1st inclined surface, 20 ... 2nd inclined surface, 21 ... concave part, 22 ... locking piece, 23, 24 ... introduction groove, 25 ... concave fitting part, 26, 27
... Introduction groove, 28 ... Spring groove, 29 ... Hole, 30 ... Tail part,
31: first push head, 32: first pressing portion, 33: first leaf spring portion, 34: second leaf spring portion, 35: second push head, 36: second pressing portion, 41: comb teeth Resistor, 42 ...

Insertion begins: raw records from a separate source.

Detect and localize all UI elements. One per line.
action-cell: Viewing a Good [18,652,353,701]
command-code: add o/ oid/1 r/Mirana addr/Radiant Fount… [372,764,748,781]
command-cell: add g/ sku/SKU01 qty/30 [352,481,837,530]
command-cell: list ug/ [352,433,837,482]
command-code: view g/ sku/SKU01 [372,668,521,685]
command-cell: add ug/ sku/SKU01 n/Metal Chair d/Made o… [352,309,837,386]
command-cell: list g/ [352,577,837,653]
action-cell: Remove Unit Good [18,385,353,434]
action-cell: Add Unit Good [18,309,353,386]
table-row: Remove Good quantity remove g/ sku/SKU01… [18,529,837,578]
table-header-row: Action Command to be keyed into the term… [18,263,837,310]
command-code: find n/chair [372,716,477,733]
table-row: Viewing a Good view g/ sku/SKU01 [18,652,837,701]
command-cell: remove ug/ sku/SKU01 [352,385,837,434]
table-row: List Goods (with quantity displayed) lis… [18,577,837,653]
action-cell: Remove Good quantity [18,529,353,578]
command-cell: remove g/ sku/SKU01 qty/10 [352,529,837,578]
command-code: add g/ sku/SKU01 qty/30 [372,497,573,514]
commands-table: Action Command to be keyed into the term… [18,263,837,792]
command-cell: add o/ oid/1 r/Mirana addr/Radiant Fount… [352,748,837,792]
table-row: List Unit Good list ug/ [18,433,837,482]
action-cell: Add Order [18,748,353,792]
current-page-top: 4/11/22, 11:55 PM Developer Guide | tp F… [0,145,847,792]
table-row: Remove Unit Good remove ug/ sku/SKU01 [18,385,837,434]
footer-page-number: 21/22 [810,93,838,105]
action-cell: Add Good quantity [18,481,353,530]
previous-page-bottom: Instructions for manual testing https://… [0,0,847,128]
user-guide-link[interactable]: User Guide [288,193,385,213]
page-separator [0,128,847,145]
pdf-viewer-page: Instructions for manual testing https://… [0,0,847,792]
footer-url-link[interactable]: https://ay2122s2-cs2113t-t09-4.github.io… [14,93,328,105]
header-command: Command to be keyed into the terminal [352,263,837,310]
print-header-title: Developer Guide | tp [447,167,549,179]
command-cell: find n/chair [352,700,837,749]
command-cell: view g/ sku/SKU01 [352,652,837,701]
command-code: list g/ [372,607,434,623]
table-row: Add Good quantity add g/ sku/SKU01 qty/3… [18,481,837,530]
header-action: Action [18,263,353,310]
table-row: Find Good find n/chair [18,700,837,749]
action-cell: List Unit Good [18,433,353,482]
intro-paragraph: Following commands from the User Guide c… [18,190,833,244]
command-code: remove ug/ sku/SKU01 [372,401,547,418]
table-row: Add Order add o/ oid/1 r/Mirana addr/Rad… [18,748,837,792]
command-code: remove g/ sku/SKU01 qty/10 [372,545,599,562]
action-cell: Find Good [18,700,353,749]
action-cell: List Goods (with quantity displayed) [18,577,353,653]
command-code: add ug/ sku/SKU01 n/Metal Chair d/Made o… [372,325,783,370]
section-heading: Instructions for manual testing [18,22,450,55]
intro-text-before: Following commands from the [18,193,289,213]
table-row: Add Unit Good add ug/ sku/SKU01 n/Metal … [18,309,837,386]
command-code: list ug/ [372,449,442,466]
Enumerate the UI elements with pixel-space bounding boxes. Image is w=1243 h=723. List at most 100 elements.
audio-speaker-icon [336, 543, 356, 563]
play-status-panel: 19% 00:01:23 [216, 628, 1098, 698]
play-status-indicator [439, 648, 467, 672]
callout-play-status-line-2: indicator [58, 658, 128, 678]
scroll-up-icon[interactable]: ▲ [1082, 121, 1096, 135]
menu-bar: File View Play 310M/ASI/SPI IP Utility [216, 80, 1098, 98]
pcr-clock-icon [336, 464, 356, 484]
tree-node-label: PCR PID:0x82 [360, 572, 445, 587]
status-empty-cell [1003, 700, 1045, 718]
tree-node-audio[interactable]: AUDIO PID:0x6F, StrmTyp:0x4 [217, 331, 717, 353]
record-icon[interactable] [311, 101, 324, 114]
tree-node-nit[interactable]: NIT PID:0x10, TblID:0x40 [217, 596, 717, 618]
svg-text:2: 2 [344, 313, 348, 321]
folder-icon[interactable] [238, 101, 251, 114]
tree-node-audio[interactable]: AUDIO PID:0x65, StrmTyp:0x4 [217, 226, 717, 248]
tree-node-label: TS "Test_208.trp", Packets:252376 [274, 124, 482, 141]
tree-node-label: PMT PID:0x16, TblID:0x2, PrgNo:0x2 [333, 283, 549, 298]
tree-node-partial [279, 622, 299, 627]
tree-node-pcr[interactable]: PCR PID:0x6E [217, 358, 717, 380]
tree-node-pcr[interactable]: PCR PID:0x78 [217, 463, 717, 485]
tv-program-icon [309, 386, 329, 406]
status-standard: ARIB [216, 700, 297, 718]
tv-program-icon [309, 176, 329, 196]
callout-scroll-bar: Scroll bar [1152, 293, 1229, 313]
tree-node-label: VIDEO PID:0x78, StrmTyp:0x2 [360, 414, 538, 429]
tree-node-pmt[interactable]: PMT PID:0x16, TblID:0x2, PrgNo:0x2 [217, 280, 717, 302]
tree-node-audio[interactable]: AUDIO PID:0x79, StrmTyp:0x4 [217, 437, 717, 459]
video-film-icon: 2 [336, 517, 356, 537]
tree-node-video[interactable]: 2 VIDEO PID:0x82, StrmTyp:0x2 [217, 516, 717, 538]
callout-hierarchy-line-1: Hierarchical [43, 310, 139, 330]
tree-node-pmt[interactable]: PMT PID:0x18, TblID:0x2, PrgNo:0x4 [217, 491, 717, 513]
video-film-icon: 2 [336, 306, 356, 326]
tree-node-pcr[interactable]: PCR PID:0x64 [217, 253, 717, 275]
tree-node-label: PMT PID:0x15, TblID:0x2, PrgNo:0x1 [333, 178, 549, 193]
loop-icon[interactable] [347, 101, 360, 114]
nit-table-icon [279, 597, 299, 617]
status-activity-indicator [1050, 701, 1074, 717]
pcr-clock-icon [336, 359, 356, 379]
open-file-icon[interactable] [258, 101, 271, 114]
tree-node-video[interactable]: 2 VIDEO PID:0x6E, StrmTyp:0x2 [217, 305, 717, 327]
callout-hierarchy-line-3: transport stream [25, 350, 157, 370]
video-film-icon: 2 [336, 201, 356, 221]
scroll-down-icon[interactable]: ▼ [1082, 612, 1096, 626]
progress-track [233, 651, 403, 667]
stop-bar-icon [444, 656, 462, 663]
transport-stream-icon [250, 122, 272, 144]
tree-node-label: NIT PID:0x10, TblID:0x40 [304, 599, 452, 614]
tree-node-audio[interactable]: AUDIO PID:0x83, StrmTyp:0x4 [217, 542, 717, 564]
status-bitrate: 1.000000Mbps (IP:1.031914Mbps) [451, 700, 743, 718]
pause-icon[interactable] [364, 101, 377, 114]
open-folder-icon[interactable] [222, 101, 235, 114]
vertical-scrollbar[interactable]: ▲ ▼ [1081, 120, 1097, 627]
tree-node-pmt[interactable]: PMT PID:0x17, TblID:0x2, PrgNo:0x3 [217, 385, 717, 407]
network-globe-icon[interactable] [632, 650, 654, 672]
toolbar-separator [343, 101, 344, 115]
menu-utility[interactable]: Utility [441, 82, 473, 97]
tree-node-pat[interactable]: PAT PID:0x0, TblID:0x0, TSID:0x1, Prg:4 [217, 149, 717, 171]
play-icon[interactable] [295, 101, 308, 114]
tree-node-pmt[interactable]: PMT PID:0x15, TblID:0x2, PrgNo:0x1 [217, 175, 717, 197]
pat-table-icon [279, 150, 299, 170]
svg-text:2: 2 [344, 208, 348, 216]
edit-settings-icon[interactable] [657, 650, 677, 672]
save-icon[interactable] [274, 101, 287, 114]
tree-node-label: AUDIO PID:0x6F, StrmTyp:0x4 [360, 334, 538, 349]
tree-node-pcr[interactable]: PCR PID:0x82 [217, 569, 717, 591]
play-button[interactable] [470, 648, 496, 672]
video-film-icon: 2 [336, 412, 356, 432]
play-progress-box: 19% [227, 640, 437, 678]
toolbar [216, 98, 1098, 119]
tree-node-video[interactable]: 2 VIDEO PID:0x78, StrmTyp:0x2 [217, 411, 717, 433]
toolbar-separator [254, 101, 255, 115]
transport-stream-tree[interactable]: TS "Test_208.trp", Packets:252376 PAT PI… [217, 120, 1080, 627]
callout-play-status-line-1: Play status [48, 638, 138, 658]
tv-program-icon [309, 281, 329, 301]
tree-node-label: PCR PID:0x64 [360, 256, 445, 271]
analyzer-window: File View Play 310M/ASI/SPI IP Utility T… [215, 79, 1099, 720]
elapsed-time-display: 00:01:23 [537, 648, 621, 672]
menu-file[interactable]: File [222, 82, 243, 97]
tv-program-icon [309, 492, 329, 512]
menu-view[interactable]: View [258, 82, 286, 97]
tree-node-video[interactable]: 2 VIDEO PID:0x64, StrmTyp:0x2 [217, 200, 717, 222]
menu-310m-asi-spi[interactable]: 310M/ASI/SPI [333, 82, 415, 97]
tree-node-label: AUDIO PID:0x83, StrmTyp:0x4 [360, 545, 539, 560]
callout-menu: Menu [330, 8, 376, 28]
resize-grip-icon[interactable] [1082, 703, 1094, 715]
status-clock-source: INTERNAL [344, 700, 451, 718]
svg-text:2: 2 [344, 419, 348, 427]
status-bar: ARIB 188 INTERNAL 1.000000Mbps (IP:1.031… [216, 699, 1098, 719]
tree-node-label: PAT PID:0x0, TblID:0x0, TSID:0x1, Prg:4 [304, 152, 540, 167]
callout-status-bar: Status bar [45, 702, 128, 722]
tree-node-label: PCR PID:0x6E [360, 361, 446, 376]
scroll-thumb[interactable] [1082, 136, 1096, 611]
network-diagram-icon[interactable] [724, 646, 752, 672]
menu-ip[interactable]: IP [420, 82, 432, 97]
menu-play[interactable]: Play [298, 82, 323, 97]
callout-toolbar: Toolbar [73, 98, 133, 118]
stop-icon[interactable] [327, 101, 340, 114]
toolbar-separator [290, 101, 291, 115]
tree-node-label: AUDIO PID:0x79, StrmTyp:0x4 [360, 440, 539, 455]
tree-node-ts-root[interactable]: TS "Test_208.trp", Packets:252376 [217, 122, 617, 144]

Push head, 43 contact, 44 resistor, 100 seat belt tension detector

Claims (2)

[Claims] An apparatus for detecting a tension applied to a seat belt, comprising: a first housing and a second housing, wherein the first housing has a portion to be pressed by being pressed. Moves,
A sensor whose physical characteristic value changes thereby, a sensor pressing portion, and an elastic member having a biasing force in a direction in which the sensor pressing portion moves away from the sensor are provided. By combining the two housings, a hole through which the seat belt is inserted in the front-rear direction between these housings is formed, and the seat belt passes through the hole on one side and is opposed to the sensor of the elastic member. A seat belt tension detecting device, wherein the seat belt tension detecting device is structured so as to be in contact with one side and to be inserted through the hole on the other side. 2. The seat belt tension detecting device according to claim 1, wherein the elastic member is within an elastically deformable range when the seat belt inserted through the hole becomes linear. The position of the hole, the sensor pressing portion, and the pressed portion of the sensor are determined so that the pressed portion of the sensor is within a movable range.